Don Ciotti: il Papa sulla mafia scuote le coscienze. Non basta pentirsi, bisogna convertirsi
Un grido per dire a chi è nel circolo della mafia “che non basta pentirsi ma bisogna
convertirsi". Così don Luigi Ciotti, presidente dell'Associazione Libera, contro
tutte le mafie, “legge” la preghiera di Papa Francesco levata all’Angelus di domenica
scorsa per la conversione dei mafiosi, all'indomani della Beatificazione del sacerdote
martire, don Pino Puglisi. Le parole di don Ciotti al microfono di Fabio Colagrande:
R. – E’ un grido
per sottolineare veramente come dobbiamo essere tutti capaci di saldare la terra con
il cielo. E’ un grido per dire ai criminali mafiosi che non basta pentirsi, ma bisogna
convertirsi. Diventa fondamentale e importante un cambiamento anche interiore, soprattutto
nella scia di quello che Giovanni Paolo II, 20 anni fa, nella Valle dei Templi, aveva
gridato – “Convertitevi” – ma anche delle parole che Benedetto XVI disse a Palermo,
nella sua visita di qualche anno fa – “Mafia, storia di morte” – proprio per scuotere
le coscienze, per invitare le comunità cristiane a essere capaci della testimonianza
cristiana, della responsabilità civile. Ma la cosa bella è che ha legato il problema
della prostituzione, della tratta, delle forme di schiavitù, cioè della privazione
della libertà delle persone, saldandoli alle forme di sfruttamento, di violenza, di
giochi criminali. E’ bello, perché ha messo in evidenza che il problema non è solo
la mafia, ma è la "mafiosità".
D. – Che cosa significa parlare di sfruttamenti,
schiavitù? Dietro tutto ciò – ha detto il Papa – ci sono mafie. Quanto è vero?
R.
– E’ vero, perché dietro tutte queste parole, ci sono storie, volti, fatiche e speranze
delle persone. E’ il grido della libertà, perché la vita ci affida un impegno: bisogna
impegnare la nostra libertà per liberare chi libero non è, chi è reso schiavo, chi
è povero, chi è ai margini, le vittime della violenza criminale. E qui, si potrebbero
aggiungere l’ecomafia, l’usura, le forme di estorsione, le dipendenze dalla droga
e varie forme di sfruttamento. Non sono persone libere e il Papa ha chiamato per nome
alcune di queste dimensioni che chiedono dignità e libertà.
D. – Non è un caso
che la vostra Associazione si chiami proprio "Libera” contro tutte le mafie...
R.
– “Libera” proprio perché la libertà deve essere "liberata". Il nostro impegno è fatto
con la cultura, con i percorsi educativi, coinvolgendo le scuole, il mondo universitario:
perché è la cultura che dà la sveglia alle coscienze. Un conoscere per diventare persone
più responsabili, che diventa importante: c'è la vicinanza ai familiari delle vittime
innocenti della mafia, che siamo riusciti a mettere in questa stupenda rete, e anche
soprattutto il sottrarre i patrimoni mafiosi e restituirli alla collettività. E se
penso che sulla Piana di Gioia Tauro c’è un bene confiscato dove il vescovo ha chiesto
di poter costruire una Chiesa, la trovo una cosa meravigliosa.
D. – Sicuramente,
padre Puglisi non era uno di quei "cristiani da salotto", per cui va tutto bene, per
usare il gergo di Papa Francesco...
R. – Meraviglioso. Devo dire meraviglioso.
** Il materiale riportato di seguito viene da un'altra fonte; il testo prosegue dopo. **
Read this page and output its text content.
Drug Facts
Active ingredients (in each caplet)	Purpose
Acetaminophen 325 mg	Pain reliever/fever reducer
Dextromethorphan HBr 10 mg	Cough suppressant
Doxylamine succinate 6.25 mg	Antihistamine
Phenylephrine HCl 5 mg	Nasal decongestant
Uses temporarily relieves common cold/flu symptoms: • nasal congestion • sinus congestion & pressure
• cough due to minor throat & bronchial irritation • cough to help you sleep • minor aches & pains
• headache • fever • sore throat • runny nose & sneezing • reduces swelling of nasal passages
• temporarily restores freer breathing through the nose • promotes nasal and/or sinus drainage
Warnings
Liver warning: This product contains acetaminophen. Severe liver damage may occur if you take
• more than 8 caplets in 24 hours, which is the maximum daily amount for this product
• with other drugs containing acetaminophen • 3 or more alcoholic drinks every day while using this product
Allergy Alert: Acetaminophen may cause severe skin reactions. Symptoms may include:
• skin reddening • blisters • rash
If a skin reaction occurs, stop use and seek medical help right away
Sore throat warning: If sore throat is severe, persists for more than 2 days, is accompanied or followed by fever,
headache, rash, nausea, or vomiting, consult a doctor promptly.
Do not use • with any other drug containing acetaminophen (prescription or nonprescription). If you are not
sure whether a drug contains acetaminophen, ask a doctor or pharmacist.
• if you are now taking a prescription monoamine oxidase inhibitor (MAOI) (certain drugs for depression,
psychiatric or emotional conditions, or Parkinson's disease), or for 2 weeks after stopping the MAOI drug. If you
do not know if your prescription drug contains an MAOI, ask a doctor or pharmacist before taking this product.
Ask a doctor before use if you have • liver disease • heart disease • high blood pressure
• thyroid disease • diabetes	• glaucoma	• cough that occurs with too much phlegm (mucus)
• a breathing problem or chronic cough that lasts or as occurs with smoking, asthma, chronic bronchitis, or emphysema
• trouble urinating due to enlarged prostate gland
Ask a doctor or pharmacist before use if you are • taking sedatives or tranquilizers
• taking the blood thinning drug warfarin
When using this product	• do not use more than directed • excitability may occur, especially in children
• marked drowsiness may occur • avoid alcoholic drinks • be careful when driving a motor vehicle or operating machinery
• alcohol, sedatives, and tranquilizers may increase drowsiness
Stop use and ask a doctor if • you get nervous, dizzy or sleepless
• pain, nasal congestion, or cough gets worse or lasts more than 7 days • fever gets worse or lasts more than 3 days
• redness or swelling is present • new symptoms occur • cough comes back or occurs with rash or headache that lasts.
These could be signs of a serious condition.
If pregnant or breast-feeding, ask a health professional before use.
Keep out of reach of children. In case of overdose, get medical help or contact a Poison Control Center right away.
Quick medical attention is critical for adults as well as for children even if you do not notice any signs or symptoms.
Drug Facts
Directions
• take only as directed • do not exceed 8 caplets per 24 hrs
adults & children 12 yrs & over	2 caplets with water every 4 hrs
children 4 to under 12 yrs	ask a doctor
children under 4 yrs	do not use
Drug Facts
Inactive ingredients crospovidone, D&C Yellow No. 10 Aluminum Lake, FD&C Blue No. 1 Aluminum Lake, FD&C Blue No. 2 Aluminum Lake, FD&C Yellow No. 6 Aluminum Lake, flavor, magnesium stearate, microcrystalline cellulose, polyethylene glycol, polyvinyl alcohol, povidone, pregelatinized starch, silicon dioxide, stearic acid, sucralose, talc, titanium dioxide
Sono parole molto chiare. Credo che nella Chiesa, non dimenticando le belle realtà
che ci sono – ce ne sono veramente tante a volte che non fanno chiasso, che non fanno
rumore – bisogna comunque portare ancora avanti di più, di più quel processo di purificazione
da tutte le forme di potere politico, economico, sociale. Una Chiesa più povera di
fronte al potere e più coraggiosa. La Chiesa deve interferire dove viene calpestata
la libertà, la dignità delle persone. Dove viene umiliato e soffocato un processo
di giustizia, la Chiesa ha il dovere di parlare. Il Papa ci invita a fare questo.